Im not going to go through the technical aspects of this completely, im just going to cover the theory but suffice to say you will need a database backend of some kind installed on your server. If anyone wants to explicitly know how to do this please email me and if there is enough demand I will set it out in a single post. The same goes for the other 4 cool methods ill outline later. Now..onto the ‘Popular Products’.

Ok so you have a page of products infront of the user, lets say for example you have 10 different mobile phones. Each one is connected to your redirect script which then queries the database for the correct deeplink to carry the user over to the merchant. All well and good. To make the popular products DB you will need to also get additional row values from the DB. This could be, in addition to the deeplink, the name, price, id (unique id) and description. You will then need to construct a new query which adds this information into a NEW popular products DB. Be sure to also add a datetime value for each row as you can then display a ‘recently viewed’ popular products bar on your homepage which is constantly freshened by users clicking on your site! Why not also add deeplinks to the product pages on your site into the DB?

Cool Thing 2: Send Yourself an Email when a product is clicked.

This is for those of you who are really analytical in your approach and require that extra level of granularity without using a DB or log. I use this approach to guage the popularity of some areas while using PPC or sometimes SEO. It gives me a sense that the site is live and things are happening. You can also get a good feel for tallying up clicks on either the PPC engine you are using or the merchant/network’s reporting interface.
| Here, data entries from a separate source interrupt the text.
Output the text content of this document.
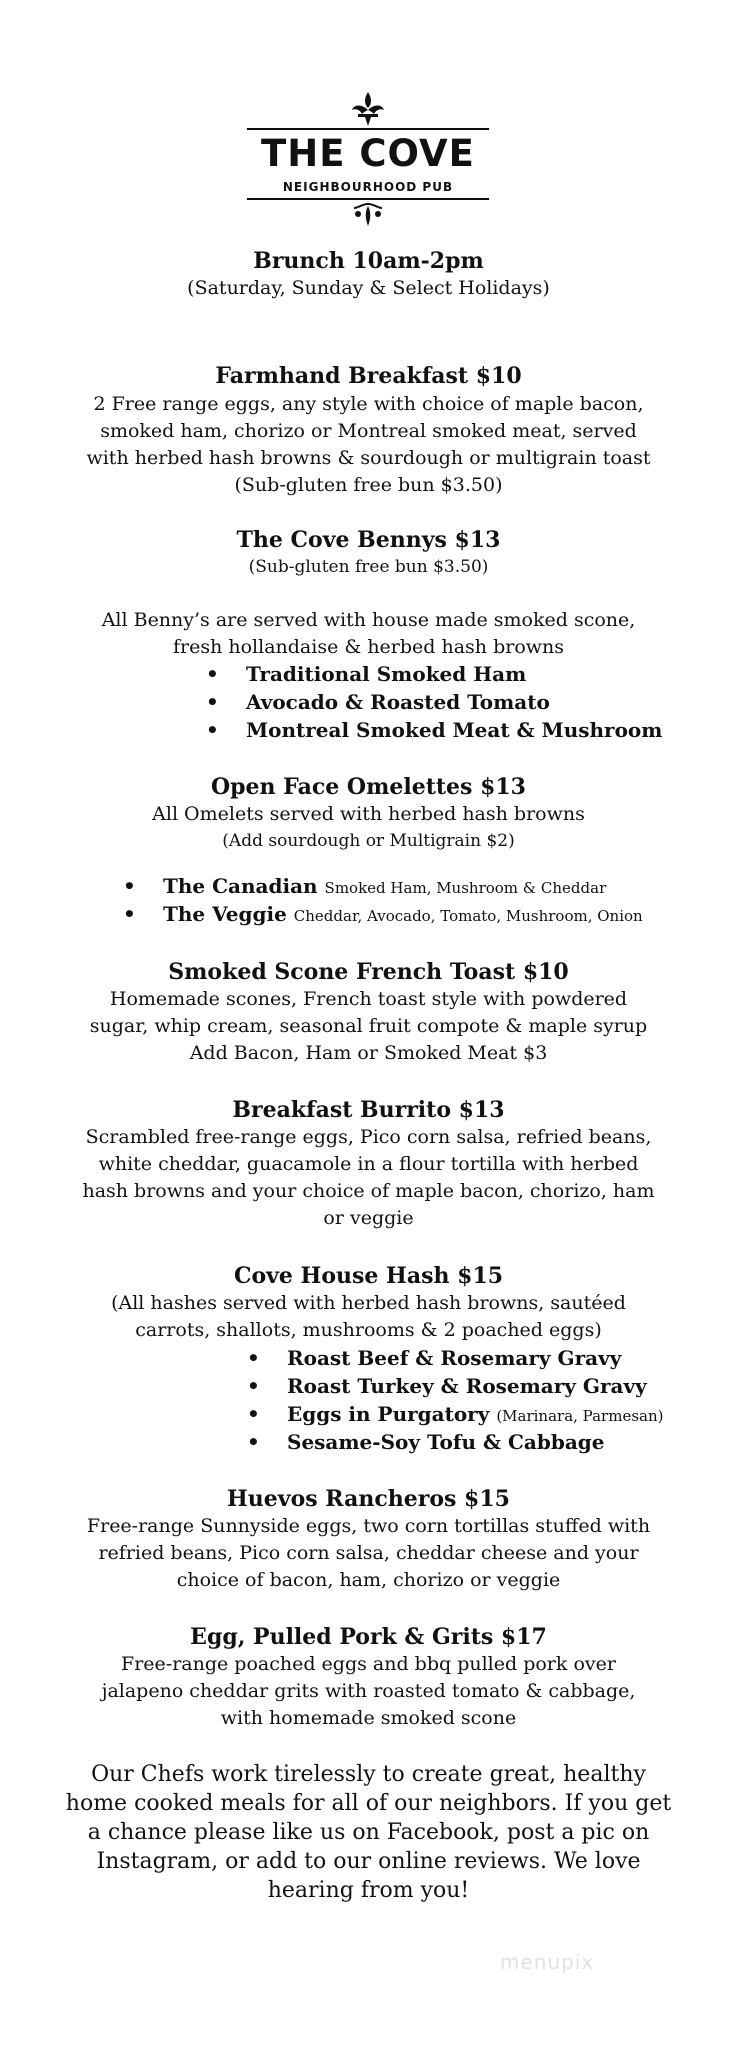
THE COVE
NEIGHBOURHOOD PUB
Brunch 10am-2pm
(Saturday, Sunday & Select Holidays)
Farmhand Breakfast $10
2 Free range eggs, any style with choice of maple bacon,
smoked ham, chorizo or Montreal smoked meat, served
with herbed hash browns & sourdough or multigrain toast
(Sub-gluten free bun $3.50)
The Cove Bennys $13
(Sub-gluten free bun $3.50)
All Benny’s are served with house made smoked scone,
fresh hollandaise & herbed hash browns
• Traditional Smoked Ham
• Avocado & Roasted Tomato
• Montreal Smoked Meat & Mushroom
Open Face Omelettes $13
All Omelets served with herbed hash browns
(Add sourdough or Multigrain $2)
• The Canadian Smoked Ham, Mushroom & Cheddar
• The Veggie Cheddar, Avocado, Tomato, Mushroom, Onion
Smoked Scone French Toast $10
Homemade scones, French toast style with powdered
sugar, whip cream, seasonal fruit compote & maple syrup
Add Bacon, Ham or Smoked Meat $3
Breakfast Burrito $13
Scrambled free-range eggs, Pico corn salsa, refried beans,
white cheddar, guacamole in a flour tortilla with herbed
hash browns and your choice of maple bacon, chorizo, ham
or veggie
Cove House Hash $15
(All hashes served with herbed hash browns, sautéed
carrots, shallots, mushrooms & 2 poached eggs)
• Roast Beef & Rosemary Gravy
• Roast Turkey & Rosemary Gravy
• Eggs in Purgatory (Marinara, Parmesan)
• Sesame-Soy Tofu & Cabbage
Huevos Rancheros $15
Free-range Sunnyside eggs, two corn tortillas stuffed with
refried beans, Pico corn salsa, cheddar cheese and your
choice of bacon, ham, chorizo or veggie
Egg, Pulled Pork & Grits $17
Free-range poached eggs and bbq pulled pork over
jalapeno cheddar grits with roasted tomato & cabbage,
with homemade smoked scone
Our Chefs work tirelessly to create great, healthy
home cooked meals for all of our neighbors. If you get
a chance please like us on Facebook, post a pic on
Instagram, or add to our online reviews. We love
hearing from you!
menupix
Ok, heres an example bit of code. It assumes you have queried the DB already and pulled out any info you may need to send in the email  to yourself.

///////////////////////////////SENDTRACKING MAIL///////////////////
$emess = "CLICKTIME: $time\n\n";
$emess.= "PRODUCT NAME: $name \n";
$emess.= "LINK: http://www.yousite.com/productdeeplinkpage.php"\n";
$ehead="From: YOUR WEBSITE";
$subj = "CLICKTHROUGH FROM PRODUCT SECTION";
$mailsend=mail("you@yoursite.com,","$subj","$emess","$ehead");
/////////////////////////////////////////////////////////////////////////

So this little bit of code will send you an email with the clicktime (using PHP’s time functions to establish the NOW time), the product name (pulled from  the DB) and a link to the page the user has clicked on – just for fun.